The character Lorraine seems to have no purpose other than to be a seductress or an object of desire. She is either lusted after by someone or is lusting after someone – she literally does nothing else. At the climax of the movie she is the ultimate damsel in distress needing to be saved from rape (again, real fitting for a family film), and she pretty much instantly falls for the person who saves her. She has no agency in any of her decisions, and maybe it’s because it’s the year 2017 and I’m an adult woman, but this really bothered me.

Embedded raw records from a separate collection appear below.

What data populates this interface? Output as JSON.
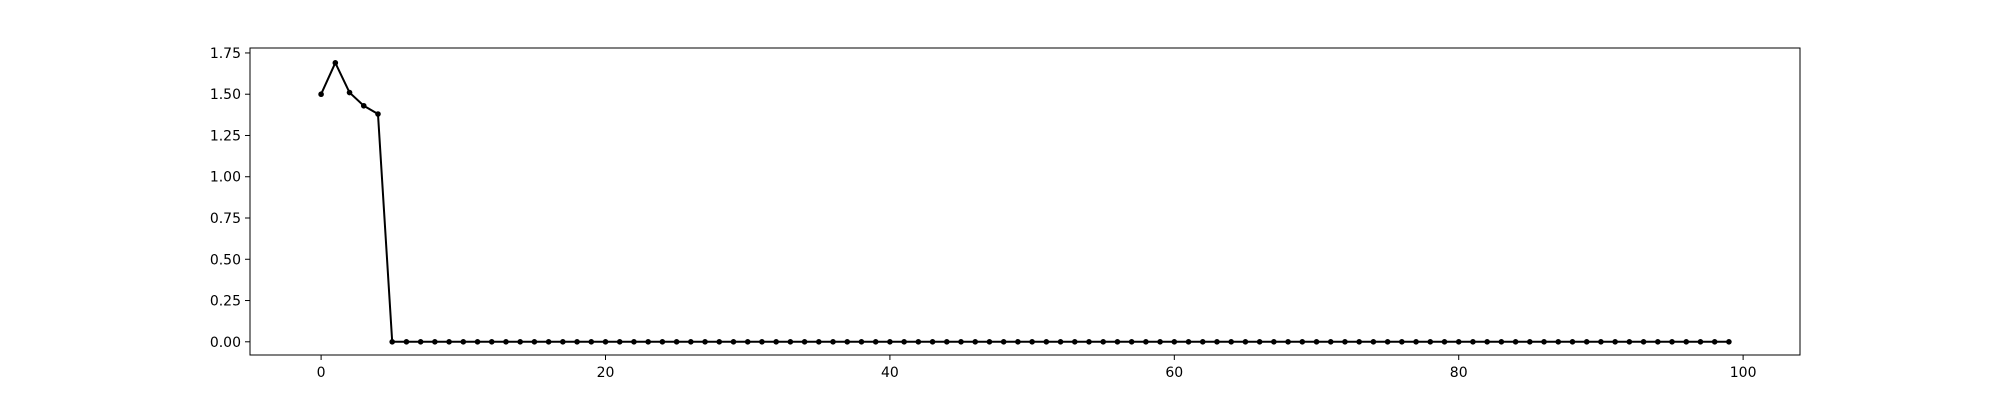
{
  "chart_data": {
    "type": "line",
    "title": "",
    "xlabel": "",
    "ylabel": "",
    "xlim": [
      -5,
      104
    ],
    "ylim": [
      -0.08,
      1.78
    ],
    "xticks": [
      0,
      20,
      40,
      60,
      80,
      100
    ],
    "yticks": [
      0.0,
      0.25,
      0.5,
      0.75,
      1.0,
      1.25,
      1.5,
      1.75
    ],
    "xtick_labels": [
      "0",
      "20",
      "40",
      "60",
      "80",
      "100"
    ],
    "ytick_labels": [
      "0.00",
      "0.25",
      "0.50",
      "0.75",
      "1.00",
      "1.25",
      "1.50",
      "1.75"
    ],
    "grid": false,
    "line_color": "#000000",
    "marker": "dot",
    "series": [
      {
        "x": [
          0,
          1,
          2,
          3,
          4,
          5,
          6,
          7,
          8,
          9,
          10,
          11,
          12,
          13,
          14,
          15,
          16,
          17,
          18,
          19,
          20,
          21,
          22,
          23,
          24,
          25,
          26,
          27,
          28,
          29,
          30,
          31,
          32,
          33,
          34,
          35,
          36,
          37,
          38,
          39,
          40,
          41,
          42,
          43,
          44,
          45,
          46,
          47,
          48,
          49,
          50,
          51,
          52,
          53,
          54,
          55,
          56,
          57,
          58,
          59,
          60,
          61,
          62,
          63,
          64,
          65,
          66,
          67,
          68,
          69,
          70,
          71,
          72,
          73,
          74,
          75,
          76,
          77,
          78,
          79,
          80,
          81,
          82,
          83,
          84,
          85,
          86,
          87,
          88,
          89,
          90,
          91,
          92,
          93,
          94,
          95,
          96,
          97,
          98,
          99
        ],
        "values": [
          1.5,
          1.69,
          1.51,
          1.43,
          1.38,
          0,
          0,
          0,
          0,
          0,
          0,
          0,
          0,
          0,
          0,
          0,
          0,
          0,
          0,
          0,
          0,
          0,
          0,
          0,
          0,
          0,
          0,
          0,
          0,
          0,
          0,
          0,
          0,
          0,
          0,
          0,
          0,
          0,
          0,
          0,
          0,
          0,
          0,
          0,
          0,
          0,
          0,
          0,
          0,
          0,
          0,
          0,
          0,
          0,
          0,
          0,
          0,
          0,
          0,
          0,
          0,
          0,
          0,
          0,
          0,
          0,
          0,
          0,
          0,
          0,
          0,
          0,
          0,
          0,
          0,
          0,
          0,
          0,
          0,
          0,
          0,
          0,
          0,
          0,
          0,
          0,
          0,
          0,
          0,
          0,
          0,
          0,
          0,
          0,
          0,
          0,
          0,
          0,
          0,
          0
        ]
      }
    ]
  }
}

Exacerbating this issue is the fact that Lorraine is literally miserable in the beginning of the film. Sure, this actually seems to be the case for the entire family, but what bothers me about Lorraine’s situation is that she seems to be quite happy back in the ‘50s. George McFly is a real creepy weirdo, so I can buy that he would grow up to be a socially awkward adult, but what happened to Lorraine in the 30 years since high school? With the information given, I can only guess that being married to George somehow ruined her life and made her unhappy – meaning her happiness literally depended on her husband. She seems quite happy and fulfilled in the end of the film (in the timeline in which Marty helps George become a braver man, so it’s safe to say she’s just a reflection of her husband.
Einstein – the lost hero.
So I’ll admit it: as soon as I figured out there was a dog in this movie, I lost interest in all of the other characters. I eagerly waited for his screen debut, and I was not disappointed by his appearance. Unfortunately, my happy feelings were replaced with horror as I realized that this Doc character was about to send the dog somewhere back in time by himself. Listen, you do not send a dog anywhere in time without a buddy. I’ve seen that Futurama episode with Fry’s dog – it messed me up. Always make sure you and your dog are in the same period of time, because he may be the one to warn you about Libyan terrorists.

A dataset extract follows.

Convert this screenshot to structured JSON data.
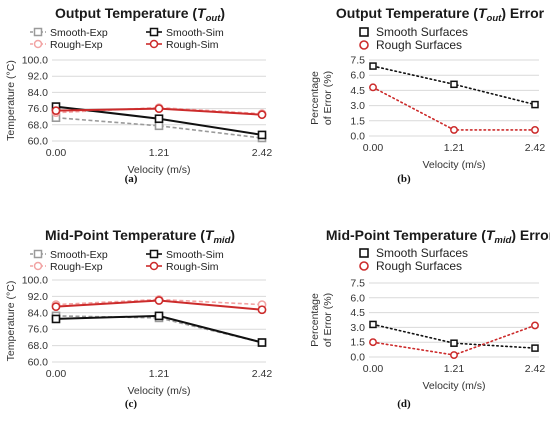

Einstein seemed to be okay though, and because of Marty’s meddling Doc prevented his own death and Einstein had an owner again and all was well with the world. For a total of five minutes. In the very end scene Doc comes to take Marty and Jennifer to the future, leaving Einstein behind. What did I just say about making sure your dog is in the same time period as you?! What if something happens to you, and your dog is left to forever sit by the door waiting for you to come back? I can’t. I can’t go through this again.

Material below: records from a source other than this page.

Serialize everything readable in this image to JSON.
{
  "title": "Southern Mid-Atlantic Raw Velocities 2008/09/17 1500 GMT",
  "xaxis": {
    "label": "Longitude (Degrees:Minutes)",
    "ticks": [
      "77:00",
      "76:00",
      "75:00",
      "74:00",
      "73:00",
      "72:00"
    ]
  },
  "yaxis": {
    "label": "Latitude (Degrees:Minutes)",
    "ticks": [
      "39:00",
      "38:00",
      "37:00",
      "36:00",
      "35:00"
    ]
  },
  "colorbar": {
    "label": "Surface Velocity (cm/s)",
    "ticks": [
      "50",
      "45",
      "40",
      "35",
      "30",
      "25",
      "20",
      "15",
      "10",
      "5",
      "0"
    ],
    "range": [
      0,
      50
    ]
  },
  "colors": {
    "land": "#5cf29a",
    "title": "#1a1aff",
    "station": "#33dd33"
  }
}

Being 30 just really doesn’t help.
Look. Despite the shell of a woman, the rape, and the dog neglect, I understand why Back to the Future is beloved by so many people. It’s silly and funny, and I guess when you’re a kid a lot of that pesky sexual assault stuff just kind of flies over your head. Seeing it for the first time through the eyes of a modern day 30 year old woman just doesn’t paint the material in the best light, especially since this is the kind of movie you’re supposed to just have fun with instead of questioning every little thing (but seriously, how did Marty meet Doc? What’s the extent of their relationship? How did George win over Lorraine without Marty in the first place? Wouldn’t you think it was super weird that one of your sons grew up to look exactly like that cool kid in high school that was all over your relationship?).
Overall, I would say I didn’t hate the film despite its issues. It was the 80s: casual sexual assault was super “in” and fleshed out female characters weren’t the norm, so I can’t blame the film for existing in a different time (I can, however, judge the 80s). But I obviously can’t say that I loved the film or that it did anything for me. It’s something I wouldn’t mind putting on in the background, but I don’t think it’s anything I’ll be seeking out. In my opinion, this is a movie that really needs the feeling of nostalgia to work, and if that’s missing it’s just kind of a mediocre film. I’m sure if I’d seen it at a younger age, I would probably appreciate it more, but for now I’ll just have to just be satisfied that I finally know what a flux capacitor is.